Le couple opte pour une année sabbatique. Et part de rien. Sur un an, son mari suit des cours de navigation, ils achètent un petit voilier, organisent la scolarité des enfants et se lancent. « Je rêvais d’aller à Istanbul, mais on est royalement arrivé à Marseille. L’objectif, ce n’est pas la destination, mais bien le chemin. On a pris notre temps en fonction des rencontres, de la météo, des vents ». Le tout sur un espace de 9,50 m pour 15 m².
« Au premier confinement, on a eu l’impression de revivre la situation, les uns sur les autres, avec les moyens du bord. On devait mettre de l’eau dans son vin, être créatif au niveau des activités quand on était à l’ancre, etc. J’y ai appris la patience et le lâcher-prise, à vivre au rythme de la nature, de mon corps. J’ai aussi découvert mon mari et mes enfants comme je ne les aurais jamais connus sans ce voyage. »

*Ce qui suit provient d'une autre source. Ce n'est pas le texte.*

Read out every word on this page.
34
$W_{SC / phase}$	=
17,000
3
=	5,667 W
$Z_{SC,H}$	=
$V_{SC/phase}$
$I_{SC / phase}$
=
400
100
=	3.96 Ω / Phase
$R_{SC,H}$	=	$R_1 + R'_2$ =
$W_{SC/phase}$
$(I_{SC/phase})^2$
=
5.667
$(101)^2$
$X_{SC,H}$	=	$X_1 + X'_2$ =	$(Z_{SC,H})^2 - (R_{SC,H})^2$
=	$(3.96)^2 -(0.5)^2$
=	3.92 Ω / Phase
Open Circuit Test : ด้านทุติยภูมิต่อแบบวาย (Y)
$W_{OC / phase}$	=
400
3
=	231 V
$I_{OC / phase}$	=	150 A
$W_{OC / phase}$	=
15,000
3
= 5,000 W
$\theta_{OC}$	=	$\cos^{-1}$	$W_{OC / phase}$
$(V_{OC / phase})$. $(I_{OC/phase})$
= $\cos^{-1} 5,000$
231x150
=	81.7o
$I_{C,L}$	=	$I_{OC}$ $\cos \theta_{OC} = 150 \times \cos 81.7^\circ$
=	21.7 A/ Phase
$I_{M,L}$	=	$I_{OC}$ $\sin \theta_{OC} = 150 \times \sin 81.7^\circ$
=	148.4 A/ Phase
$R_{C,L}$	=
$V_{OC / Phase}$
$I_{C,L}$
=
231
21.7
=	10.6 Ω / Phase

Leur fils en a attrapé le goût du voyage. Parti au Danemark avec les Compagnons bâtisseurs, en Islande pour un journal insulaire, en Lituanie avec le Service volontaire européen, il vient de commencer des études en… histoire et géographie ! Mais avant cela, un autre voyage l’habitait secrètement.

Retour aux sources

À ses 18 ans, sans en avoir rien dit pendant dix ans, leur fils émet son souhait de retourner dans son pays natal et de consulter son dossier d’adoption. L’association Amarna, toujours présente à leurs côtés, le convainc de se laisser accompagner.

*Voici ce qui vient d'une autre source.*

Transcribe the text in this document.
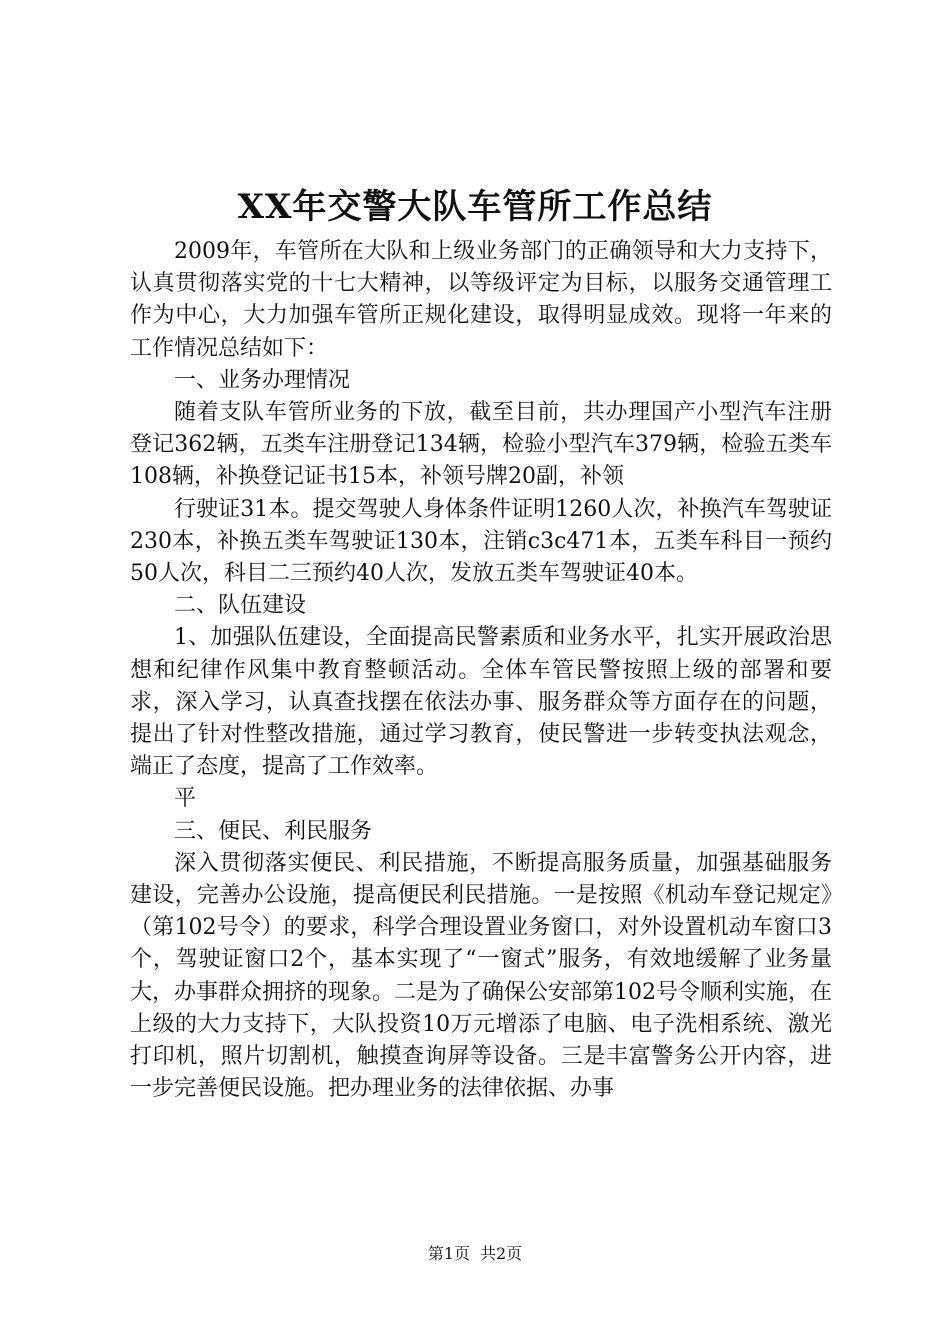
XX年交警大队车管所工作总结

2009年，车管所在大队和上级业务部门的正确领导和大力支持下，认真贯彻落实党的十七大精神，以等级评定为目标，以服务交通管理工作为中心，大力加强车管所正规化建设，取得明显成效。现将一年来的工作情况总结如下：

一、业务办理情况

随着支队车管所业务的下放，截至目前，共办理国产小型汽车注册登记362辆，五类车注册登记134辆，检验小型汽车379辆，检验五类车108辆，补换登记证书15本，补领号牌20副，补领

行驶证31本。提交驾驶人身体条件证明1260人次，补换汽车驾驶证230本，补换五类车驾驶证130本，注销c3c471本，五类车科目一预约50人次，科目二三预约40人次，发放五类车驾驶证40本。

二、队伍建设

1、加强队伍建设，全面提高民警素质和业务水平，扎实开展政治思想和纪律作风集中教育整顿活动。全体车管民警按照上级的部署和要求，深入学习，认真查找摆在依法办事、服务群众等方面存在的问题，提出了针对性整改措施，通过学习教育，使民警进一步转变执法观念，端正了态度，提高了工作效率。

平

三、便民、利民服务

深入贯彻落实便民、利民措施，不断提高服务质量，加强基础服务建设，完善办公设施，提高便民利民措施。一是按照《机动车登记规定》（第102号令）的要求，科学合理设置业务窗口，对外设置机动车窗口3个，驾驶证窗口2个，基本实现了“一窗式”服务，有效地缓解了业务量大，办事群众拥挤的现象。二是为了确保公安部第102号令顺利实施，在上级的大力支持下，大队投资10万元增添了电脑、电子洗相系统、激光打印机，照片切割机，触摸查询屏等设备。三是丰富警务公开内容，进一步完善便民设施。把办理业务的法律依据、办事

第1页 共2页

« On en a profité cette fois pour faire du tourisme, découvrir le pays, ses temples magnifiques, sa gastronomie, son architecture, la gentillesse des gens. J’ai renoué avec le goût de la découverte et des grands voyages comme on en avait fait plus jeunes en Malaisie, au Népal, en Alaska, au Maroc, en train dans le grand nord norvégien avec notre fils… »

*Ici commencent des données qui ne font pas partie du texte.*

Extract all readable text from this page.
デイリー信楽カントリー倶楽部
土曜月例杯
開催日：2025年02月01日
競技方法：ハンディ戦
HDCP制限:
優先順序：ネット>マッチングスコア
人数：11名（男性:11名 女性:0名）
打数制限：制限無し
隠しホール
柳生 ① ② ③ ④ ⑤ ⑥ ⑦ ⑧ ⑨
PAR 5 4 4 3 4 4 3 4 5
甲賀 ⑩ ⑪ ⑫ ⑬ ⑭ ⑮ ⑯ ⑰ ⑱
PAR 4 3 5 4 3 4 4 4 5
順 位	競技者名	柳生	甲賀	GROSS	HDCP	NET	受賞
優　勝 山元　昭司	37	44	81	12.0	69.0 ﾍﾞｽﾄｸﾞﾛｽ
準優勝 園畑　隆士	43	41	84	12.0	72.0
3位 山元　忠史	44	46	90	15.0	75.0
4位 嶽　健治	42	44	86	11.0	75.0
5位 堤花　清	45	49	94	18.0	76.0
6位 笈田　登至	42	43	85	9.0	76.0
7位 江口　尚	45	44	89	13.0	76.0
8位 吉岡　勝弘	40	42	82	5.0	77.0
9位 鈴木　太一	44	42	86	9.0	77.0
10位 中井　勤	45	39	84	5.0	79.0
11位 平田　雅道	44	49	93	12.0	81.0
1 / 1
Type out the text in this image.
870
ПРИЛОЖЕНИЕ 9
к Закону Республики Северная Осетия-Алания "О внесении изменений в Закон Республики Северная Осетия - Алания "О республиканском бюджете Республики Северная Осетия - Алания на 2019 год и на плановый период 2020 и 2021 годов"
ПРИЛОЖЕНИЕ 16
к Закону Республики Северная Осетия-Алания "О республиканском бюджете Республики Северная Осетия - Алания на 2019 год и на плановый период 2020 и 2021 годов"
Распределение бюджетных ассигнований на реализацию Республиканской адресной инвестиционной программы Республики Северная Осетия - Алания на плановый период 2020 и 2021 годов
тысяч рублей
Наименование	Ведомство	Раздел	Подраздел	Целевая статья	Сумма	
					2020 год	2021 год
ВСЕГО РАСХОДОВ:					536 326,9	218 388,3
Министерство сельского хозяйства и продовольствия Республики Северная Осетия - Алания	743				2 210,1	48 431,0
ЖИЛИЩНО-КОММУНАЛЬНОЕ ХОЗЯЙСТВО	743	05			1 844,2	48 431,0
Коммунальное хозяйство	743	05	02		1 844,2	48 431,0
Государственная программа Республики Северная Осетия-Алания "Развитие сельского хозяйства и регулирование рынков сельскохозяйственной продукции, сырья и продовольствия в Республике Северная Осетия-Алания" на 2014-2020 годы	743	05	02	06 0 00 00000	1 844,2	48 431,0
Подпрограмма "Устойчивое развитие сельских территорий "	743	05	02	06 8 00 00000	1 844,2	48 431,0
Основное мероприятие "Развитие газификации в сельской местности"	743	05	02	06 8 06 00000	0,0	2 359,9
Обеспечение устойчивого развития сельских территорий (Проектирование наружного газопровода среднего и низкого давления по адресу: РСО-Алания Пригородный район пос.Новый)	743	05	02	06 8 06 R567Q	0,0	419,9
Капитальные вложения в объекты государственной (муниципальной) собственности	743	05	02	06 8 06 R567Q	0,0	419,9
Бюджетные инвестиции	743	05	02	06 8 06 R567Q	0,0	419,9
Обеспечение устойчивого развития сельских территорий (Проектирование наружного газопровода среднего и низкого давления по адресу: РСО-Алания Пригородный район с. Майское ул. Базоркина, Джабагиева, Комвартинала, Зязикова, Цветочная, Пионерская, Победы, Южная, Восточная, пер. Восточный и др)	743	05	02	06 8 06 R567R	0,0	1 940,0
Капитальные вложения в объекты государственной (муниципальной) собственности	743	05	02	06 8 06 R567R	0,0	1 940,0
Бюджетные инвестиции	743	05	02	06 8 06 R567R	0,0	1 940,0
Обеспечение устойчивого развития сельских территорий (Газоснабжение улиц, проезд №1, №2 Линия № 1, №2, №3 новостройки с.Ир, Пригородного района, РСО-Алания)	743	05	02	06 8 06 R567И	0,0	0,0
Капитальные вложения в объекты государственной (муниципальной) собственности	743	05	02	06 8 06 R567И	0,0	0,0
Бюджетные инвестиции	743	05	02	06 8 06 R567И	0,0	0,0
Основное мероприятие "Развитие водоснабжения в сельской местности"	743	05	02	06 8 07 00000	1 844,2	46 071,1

À Chang Mai, ils ont rendez-vous avec l’ancienne directrice de l’orphelinat. Laquelle parvient à retrouver la mère et le père biologiques de leur fils ! Celui-ci découvre à cette occasion qu’il a une petite sœur de sang âgée de 10 ans ! « Tout le village était là. Cette rencontre était inattendue et émouvante, confie Valérie Renard. J’avais envie de leur dire plein de choses même si c’était par l’intermédiaire d’un interprète. En même temps, on était complètement décalés, à des années-lumière de nos réalités respectives. Je rêve qu’un jour la petite sœur viendra nous rendre visite ici. Aujourd’hui, c’est elle qui poursuit les contacts par des photos et vidéos via Facebook. Et notre fille essaie d’apprendre quelques mots de thaï… ».

Par mots et par vagues

En mars 2021, Valérie Renard démissionne de Riveo. « Grâce au covid et grâce au cancer, que je vois maintenant comme une chance, lâche-t-elle avec assurance en nous apprenant cette nouvelle épreuve. Il m’a permis de quitter mon boulot, de prendre conscience que j’avais perdu le contact avec mes vraies valeurs, mes motivations premières qui sont d’aller vers les autres, de communiquer. Je me suis lancée dans un voyage par l’écriture qui me tient fort à cœur. J’y trouve l’essence qui donne sens à ma vie. J’ai tout lâché pour l’écriture et l’accompagnement par l’écriture ».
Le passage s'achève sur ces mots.